My trusty cleaning and protecting supplies. Chain mail scrubber, stainless steel scrubbie ball, paper towels, and Pam.




I had a cold. A cold calls for soup. Hot, steamy soup. Made in my trusty Griswold #8 chicken pan with lid, of course. I do love my chicken pan! 

I know that authentic Vietnamese Beef Pho soup calls for a slurpy tasty broth that takes hours to make, simmering bones and cooling and de-fatting. I had no time for that. I needed Pho, and I needed it now.

A search on the internet found a recipe from The Splendid Table, that was geared toward Pho soup stock cheaters like me. I based my soup on that recipe, and with slight adaptations, here it is!
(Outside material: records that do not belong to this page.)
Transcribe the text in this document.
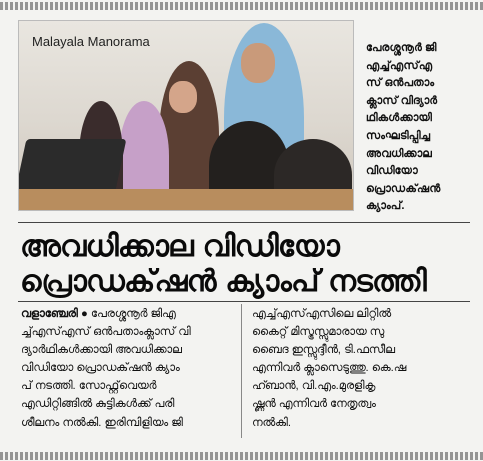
Malayala Manorama	പേരശ്ശനൂർ ജി
എച്ച്എസ്എ
സ് ഒൻപതാം
ക്ലാസ് വിദ്യാർ
ഥികൾക്കായി
സംഘടിപ്പിച്ച
അവധിക്കാല
വിഡിയോ
പ്രൊഡക്‌ഷൻ
ക്യാംപ്.
അവധിക്കാല വിഡിയോ
പ്രൊഡക്‌ഷൻ ക്യാംപ് നടത്തി
വളാഞ്ചേരി ● പേരശ്ശനൂർ ജിഎ
ച്ച്എസ്എസ് ഒൻപതാംക്ലാസ് വി
ദ്യാർഥികൾക്കായി അവധിക്കാല
വിഡിയോ പ്രൊഡക്‌ഷൻ ക്യാം
പ് നടത്തി. സോഫ്റ്റ്‌വെയർ
എഡിറ്റിങ്ങിൽ കുട്ടികൾക്ക് പരി
ശീലനം നൽകി. ഇരിമ്പിളിയം ജി
എച്ച്എസ്എസിലെ ലിറ്റിൽ
കൈറ്റ് മിസ്ട്രസ്സുമാരായ സു
ബൈദ ഇസ്സുദ്ദീൻ, ടി.ഫസീല
എന്നിവർ ക്ലാസെടുത്തു. കെ.ഷ
ഹ്ബാൻ, വി.എം.മുരളികൃ
ഷ്ണൻ എന്നിവർ നേതൃത്വം
നൽകി.
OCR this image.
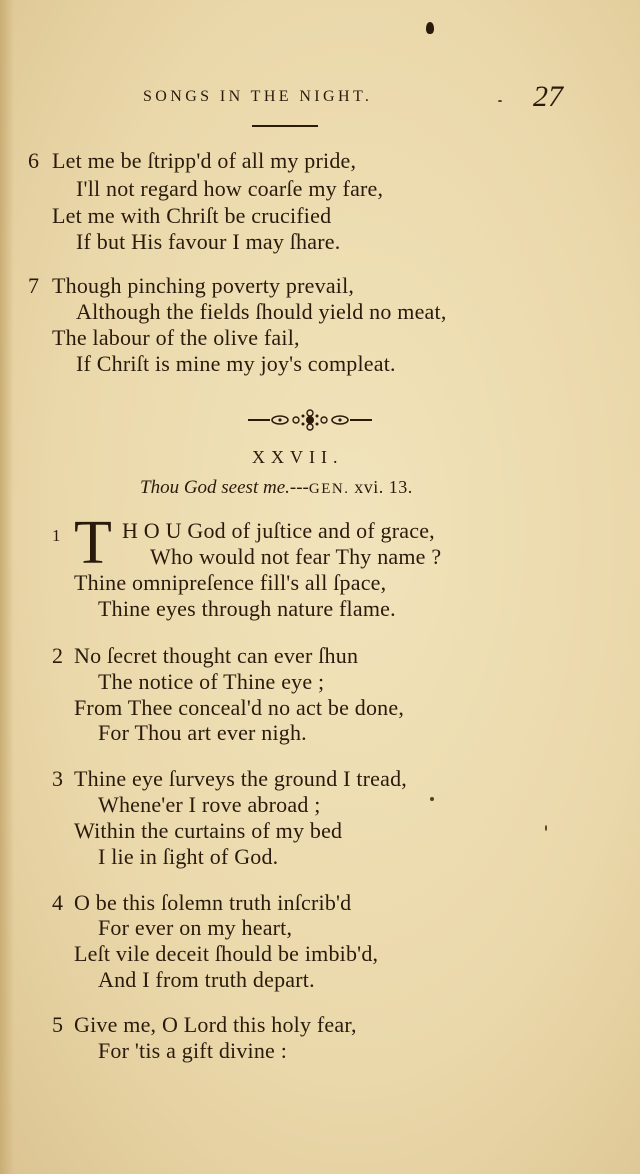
SONGS IN THE NIGHT.	27
6 Let me be ſtripp'd of all my pride,
I'll not regard how coarſe my fare,
Let me with Chriſt be crucified
If but His favour I may ſhare.
7 Though pinching poverty prevail,
Although the fields ſhould yield no meat,
The labour of the olive fail,
If Chriſt is mine my joy's compleat.
XXVII.
Thou God seest me.---GEN. xvi. 13.
1 T H O U God of juſtice and of grace,
Who would not fear Thy name ?
Thine omnipreſence fill's all ſpace,
Thine eyes through nature flame.
2 No ſecret thought can ever ſhun
The notice of Thine eye ;
From Thee conceal'd no act be done,
For Thou art ever nigh.
3 Thine eye ſurveys the ground I tread,
Whene'er I rove abroad ;
Within the curtains of my bed
I lie in ſight of God.
4 O be this ſolemn truth inſcrib'd
For ever on my heart,
Leſt vile deceit ſhould be imbib'd,
And I from truth depart.
5 Give me, O Lord this holy fear,
For 'tis a gift divine :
For my recipe, you’ll need:

Around 10 ounces top round steak About 8 ounces dried linguini-style rice noodles (I used Thai Kitchen noodles)  1 medium onion, sliced thin About a 3″ hunk of fresh ginger root, peeled and thinly sliced 4-5 cloves garlic, peeled and thinly sliced 7 whole cloves 1/2 t. anise seed (I found my anise seed in the Hispanic food area of my supermarket – they didn’t have it in the spice aisle) Freshly ground black pepper 2 32-ounce boxes of chicken broth (I used Swanson’s – both Cooks Illustrated and I like Swanson’s!) 2 T sugar 2 t Asian Fish sauce (I used “Squid” brand, which I found in the Asian food section of my supermarket). 

You’ll also need accoutrements for your soup. You can pretty much add whatever you wish, such as basil or coriander, thinly sliced bean sprouts, Hoisin sauce, Siriachi sauce, or limes. I used:

About a cup of fresh bean sprouts About a cup of fresh baby spinach (I felt like I needed some greens since I was sick!) Wedge of freshly-cut lime Siriachi sauce. Start by putting your beef in the freezer for about 30-45 minutes while you work on preparing the ingredients for the soup. Slightly frozen meat is much easier to thinly slice, and you want thin slices! Put your top oven rack 4-6″ away from the broiler in your oven. Pre-heat the broiler. Thinly slice your onion, and put it along with the thinly sliced ginger and garlic in your handy-dandy versatile chicken pan. Add the anise and cloves. Give your pepper grinder a few grinds over all of it.  Broil the contents of your chicken pan in the oven. Give it a stir about every 5 minutes. After about 15 minutes, you will see your onions begin to brown on the edges. That’s when the pan is ready to come out of the oven! Remove the chicken pan, but be careful. Your chicken pan will be screaming hot!  Add the two boxes of Swanson’s chicken broth to your chicken pan, along with the sugar and fish sauce. Give it a stir. Cover the chicken pot and let it simmer for about 20 minutes. In the meantime, get your beef out of the freezer, and thinly slice it on the diagonal.  Also, take your rice noodles and plop them into a bowl and cover the noodles with very hot tap water. Place a cover on the bowl to keep the water hot. You will want to let your noodles soak for about 15 minutes, or until they are al denté. Drain the noodles and rinse with cold water to stop the cooking process. Place the desired amount of noodles into a soup bowl. I am a noodle girl, so I used a lot of them. 🙂 Place your thinly sliced beef into the broth in the chicken pan. [Note – the Splendid Table simply placed the raw beef on top of the noodles and poured the broth over. I do not care for rare beef, so I cooked the slices in the broth before serving. You can do this whichever way you prefer]. Continue to simmer the broth until the beef is cooked to your liking.  Prepare your accoutrements and place them on the table in a bowl or on a plate. Ladle the broth and beef over the noodles. Add whatever accoutrements you prefer – I used spinach and bean sprouts. A squirt of Siriachi and fresh lime juice over the top and voila! Cheater’s Pho! 

Utter deliciousness. And I think it cured my cold, too!